0808hazama2.jpg 一般的な薬剤師の仕事のイメージは、患者が持ってくる処方箋を元に薬を提供することと思われがちだ。

 しかし、本来は服薬してから、どのような効果がどのようなタイミングで現れるかを予想、判断し、加えて、副作用が出た際の原因を突き止めることだ。

 病名を診断し治療方針を決定するのが医師である一方で、その方針が薬物治療を主とする場合に、その効果・副作用を最も正確に判断できるのは薬剤師だ。

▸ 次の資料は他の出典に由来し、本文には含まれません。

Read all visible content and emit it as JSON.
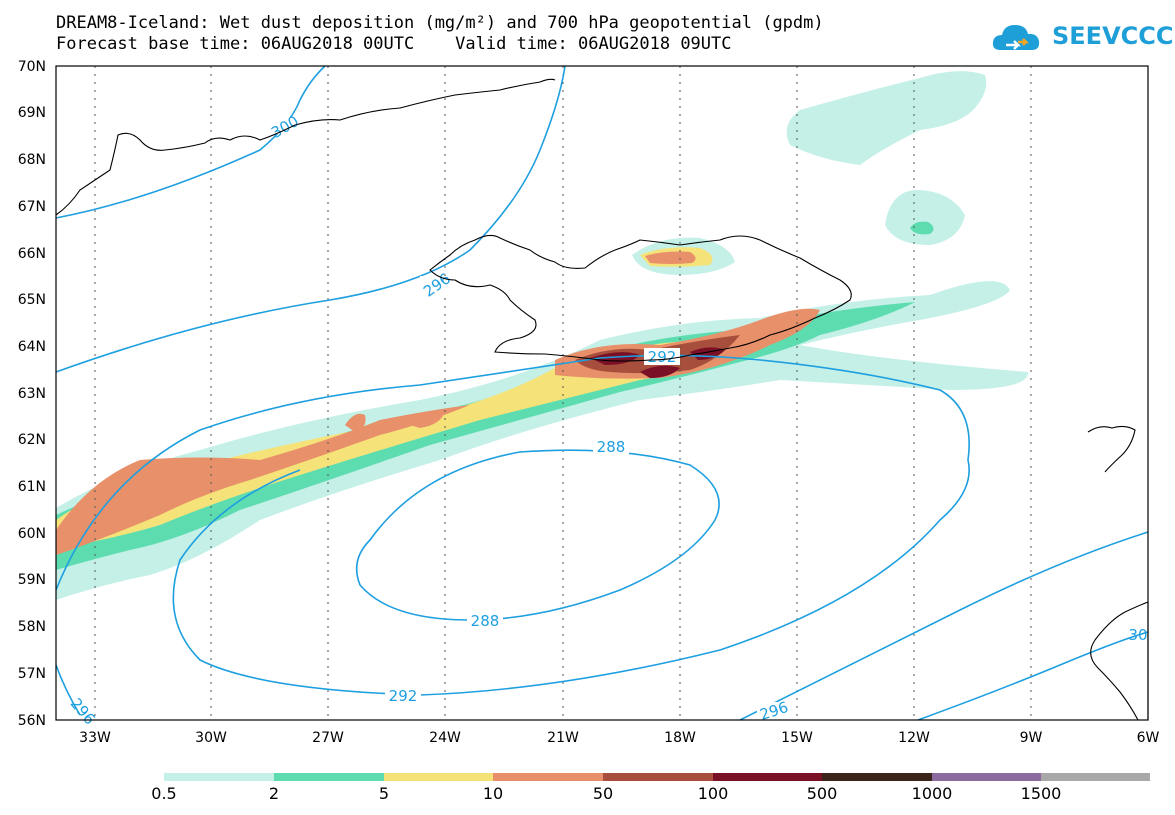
{
  "header": {
    "title_line1": "DREAM8-Iceland: Wet dust deposition (mg/m²) and 700 hPa geopotential (gpdm)",
    "title_line2": "Forecast base time: 06AUG2018 00UTC    Valid time: 06AUG2018 09UTC"
  },
  "logo": {
    "text": "SEEVCCC",
    "icon": "cloud-icon",
    "color": "#1e9fd8"
  },
  "map": {
    "lat_labels": [
      "70N",
      "69N",
      "68N",
      "67N",
      "66N",
      "65N",
      "64N",
      "63N",
      "62N",
      "61N",
      "60N",
      "59N",
      "58N",
      "57N",
      "56N"
    ],
    "lon_labels": [
      "33W",
      "30W",
      "27W",
      "24W",
      "21W",
      "18W",
      "15W",
      "12W",
      "9W",
      "6W"
    ],
    "contour_labels": [
      "300",
      "296",
      "292",
      "288",
      "288",
      "292",
      "296",
      "296",
      "30"
    ],
    "contour_color": "#1e9fe0",
    "coast_color": "#000000"
  },
  "colorbar": {
    "labels": [
      "0.5",
      "2",
      "5",
      "10",
      "50",
      "100",
      "500",
      "1000",
      "1500"
    ],
    "colors": [
      "#c4f0e8",
      "#5ddcb0",
      "#f5e37a",
      "#e8906a",
      "#a84e3c",
      "#7a1026",
      "#3a2318",
      "#8c6a9e",
      "#a8a8a8"
    ]
  }
}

 ただ、これまでは、薬が実際に飲まれているか、効果が出ているかまでのチェックを実践している薬剤師は少なかった。薬効の重複や多剤服用の問題が表在化しにくかった要因の一つだろう。

 私自身、医師として初めて特養に訪問した際に、入居者が処方された薬を飲んでいないケースがあることを初めて知った。

 そこで、薬局が担う業務を転換する必要を感じ、当時から薬剤師による訪問・指導に取り組み始めた。

地域包括支援を担う薬局へ

0808hazama.jpg これまで市販薬を小売店が販売していた時代を第一世代、患者が処方箋をもって薬局に来る調剤主体の運営を第二世代とすると、地域包括支援を担うこれからの薬局を第三世代として当社では「薬局3・0」と提示している。

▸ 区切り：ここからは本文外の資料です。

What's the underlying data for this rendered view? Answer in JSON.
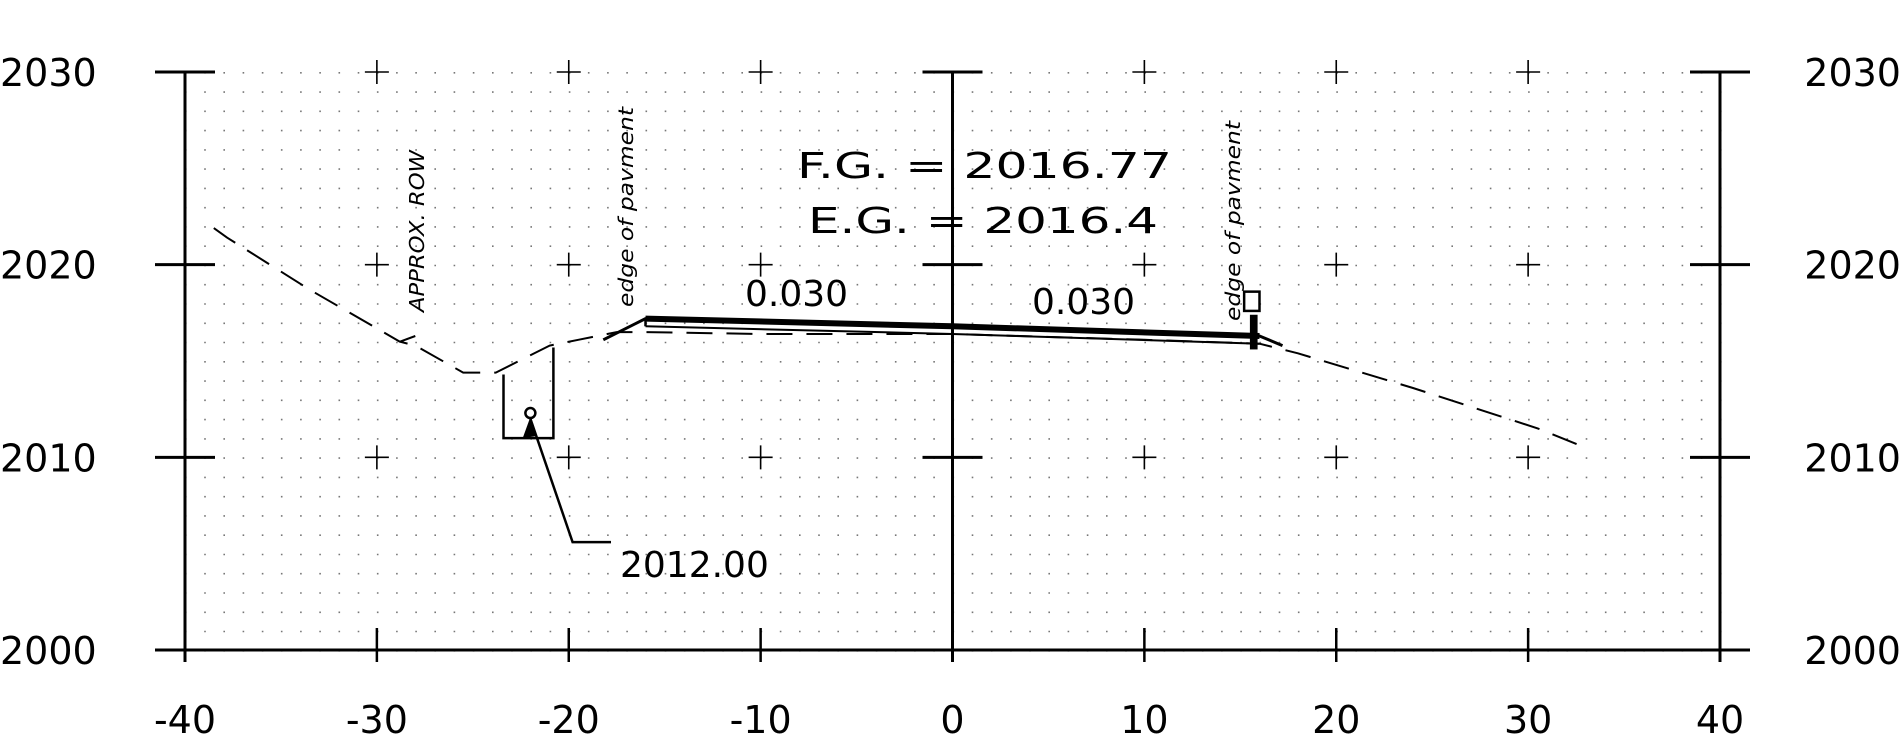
{
  "chart_data": {
    "type": "line",
    "title": "",
    "xlabel": "",
    "ylabel": "",
    "xlim": [
      -40,
      40
    ],
    "ylim": [
      2000,
      2030
    ],
    "x_ticks": [
      "-40",
      "-30",
      "-20",
      "-10",
      "0",
      "10",
      "20",
      "30",
      "40"
    ],
    "y_ticks": [
      "2000",
      "2010",
      "2020",
      "2030"
    ],
    "grid": "dotted",
    "series": [
      {
        "name": "",
        "style": "dashed",
        "points": [
          [
            -38.5,
            2021.9
          ],
          [
            -37.8,
            2021.4
          ],
          [
            -33.5,
            2018.7
          ],
          [
            -28.8,
            2016.0
          ],
          [
            -28.0,
            2015.8
          ],
          [
            -25.5,
            2014.4
          ],
          [
            -23.8,
            2014.4
          ],
          [
            -21.0,
            2015.8
          ],
          [
            -19.5,
            2016.1
          ],
          [
            -17.5,
            2016.5
          ],
          [
            -16.0,
            2016.5
          ],
          [
            -10.0,
            2016.4
          ],
          [
            0.0,
            2016.4
          ],
          [
            10.0,
            2016.1
          ],
          [
            16.0,
            2015.9
          ],
          [
            18.0,
            2015.4
          ],
          [
            24.0,
            2013.6
          ],
          [
            30.5,
            2011.5
          ],
          [
            33.0,
            2010.5
          ]
        ]
      },
      {
        "name": "",
        "style": "solid",
        "points": [
          [
            -18.2,
            2016.1
          ],
          [
            -16.0,
            2017.2
          ],
          [
            0.0,
            2016.8
          ],
          [
            16.0,
            2016.3
          ],
          [
            17.2,
            2015.8
          ]
        ]
      }
    ],
    "annotations": {
      "fg": "F.G. = 2016.77",
      "eg": "E.G. = 2016.4",
      "slope_left": "0.030",
      "slope_right": "0.030",
      "row_label": "APPROX. ROW",
      "edge_left": "edge of pavment",
      "edge_right": "edge of pavment",
      "pipe_elev": "2012.00"
    },
    "colors": {
      "ink": "#000000",
      "background": "#ffffff"
    }
  }
}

 「薬局3・0」ではかかりつけ薬局から薬剤師が介護施設や患者宅を訪問する。薬を渡すだけではなく、指示通りに飲めているか、効果がでているか、副作用は出ていないかを診断。必要に応じて薬の見直しを医師に提案する。

 さらに、介護職からの相談を受け医師に伝える役割も担う。私の印象では介護職から医師へ相談したい内容の多くは、服薬の見直しに関することが多い。「朝飲んだ薬で昼食前に眠たくなってしまい、しっかりと食事がとれない」、「薬を飲んでからふらつきが見られ、転倒が心配」などだ。

 医師は患者の普段の生活を頻繁には見られないが、介護職は毎日のように顔を合わせている分、異変に気付きやすい。薬剤師は訪問した際に、その異変の要因を考察し医師に伝える役割を担う。

 薬物療法を選択した場合、薬剤師が薬を渡すだけでなく、飲んだ後までフォローできれば薬物治療の質は飛躍的に上がる。

専門性発揮のために支援機器活用

 そのためには、薬局での周辺業務の効率化が不可欠だ。薬剤師以外でもできる業務を見直し、当社で販売している「nondi」等、服薬支援機器を活用することで、訪問する時間を作り出すことが可能になる。

 今後は専門職がそれぞれの専門性を発揮できるように制度が見直されるだろう。そうなったときに最適なサービスを提供できるよう、準備を進めていくことが必要だ。